Future of Ashburn Clinic more secure

Ashburn Clinic
Ashburn Clinic
Dunedin's Ashburn Clinic is on track to save $1 million this year, shoring up its future as a private mental health provider, says business manager Lindsay Smith.

The exact figure would not be known until later this year, Mr Smith said.

In June, Ashburn was forced to retrench because of a $900,000 funding shortfall in the 2010-11 financial year.

The clinic dropped 9.7 full-time equivalent staff, equating to 11 staff members, mostly through voluntary redundancy.

The clinic mothballed Alexander House, a hostel for self-sufficient patients, saving up to $30,000 on heating a month during winter.

It was hoped to reopen it in summer.

A new $400,000 boiler, using wood chips instead of gas, was set to cut the annual heating bill by about $150,000 a year, Mr Smith said.

The clinic planned to advertise for two nurses to replace those who had left amid the staff cuts, partly because of a change in hours caused by merging two wards, Gwen Wilson and Frank Hay.

Extra staff were also needed to cover a nurse and occupational therapist on maternity leave.

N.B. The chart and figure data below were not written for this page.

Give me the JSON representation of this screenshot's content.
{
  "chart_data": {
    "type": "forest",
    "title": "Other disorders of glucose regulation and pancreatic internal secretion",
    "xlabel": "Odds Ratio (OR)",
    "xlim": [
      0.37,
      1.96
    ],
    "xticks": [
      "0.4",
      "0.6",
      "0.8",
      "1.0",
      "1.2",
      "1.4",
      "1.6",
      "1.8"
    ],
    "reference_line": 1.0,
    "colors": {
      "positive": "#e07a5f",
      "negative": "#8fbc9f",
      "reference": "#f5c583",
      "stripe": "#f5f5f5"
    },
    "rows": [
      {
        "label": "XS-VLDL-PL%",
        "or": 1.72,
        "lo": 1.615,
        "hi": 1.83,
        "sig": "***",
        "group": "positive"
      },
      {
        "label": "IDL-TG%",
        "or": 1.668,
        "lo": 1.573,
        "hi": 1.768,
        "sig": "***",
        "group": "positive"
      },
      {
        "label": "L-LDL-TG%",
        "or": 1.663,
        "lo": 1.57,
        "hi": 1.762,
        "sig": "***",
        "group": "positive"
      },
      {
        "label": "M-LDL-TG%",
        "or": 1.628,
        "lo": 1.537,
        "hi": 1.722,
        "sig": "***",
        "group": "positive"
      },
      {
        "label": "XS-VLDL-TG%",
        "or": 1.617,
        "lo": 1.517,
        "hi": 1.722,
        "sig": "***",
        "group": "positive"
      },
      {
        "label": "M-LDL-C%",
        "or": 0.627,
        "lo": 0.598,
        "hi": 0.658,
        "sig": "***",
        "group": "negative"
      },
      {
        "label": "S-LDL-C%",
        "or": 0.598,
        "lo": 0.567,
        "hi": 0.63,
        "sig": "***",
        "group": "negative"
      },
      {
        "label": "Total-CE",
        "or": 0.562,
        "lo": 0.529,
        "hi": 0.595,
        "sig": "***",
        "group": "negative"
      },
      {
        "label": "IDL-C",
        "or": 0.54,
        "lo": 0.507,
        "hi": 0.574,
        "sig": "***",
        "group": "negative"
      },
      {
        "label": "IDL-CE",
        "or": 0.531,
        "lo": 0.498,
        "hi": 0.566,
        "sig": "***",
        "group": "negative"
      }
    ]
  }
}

Deputy medical director Dr Stephanie du Fresne said it felt "odd" to recruit staff after letting so many go.

The "huge changes" for patients had mostly worked well, including merging those used to living self-sufficiently with other patients.

Director of nursing Steve Paddock said it would be "disingenuous" to say the clinic and remaining staff emerged from the cost-cutting unscathed.

An "extraordinarily difficult process", the cuts were at times traumatic, for patients and staff, he said.

For patients, staff departures sometimes echoed painful experiences in their own lives when people had left them, and the clinic had been careful to manage their care throughout the time, making them part of the process and well informed.

Ashburn had cut the scale of its operation - but not its quality or its scope, Mr Paddock said.

The clinic was proud to have organised the three-day Personality Disorder Conference 2010, at the Dunedin Public Art Gallery, starting on Friday.

Pre-conference workshops will be held tomorrow and Thursday.

Established in 1882, Ashburn is the country's oldest private psychiatric hospital and, apart from iwi services, New Zealand's only private psychiatric hospital.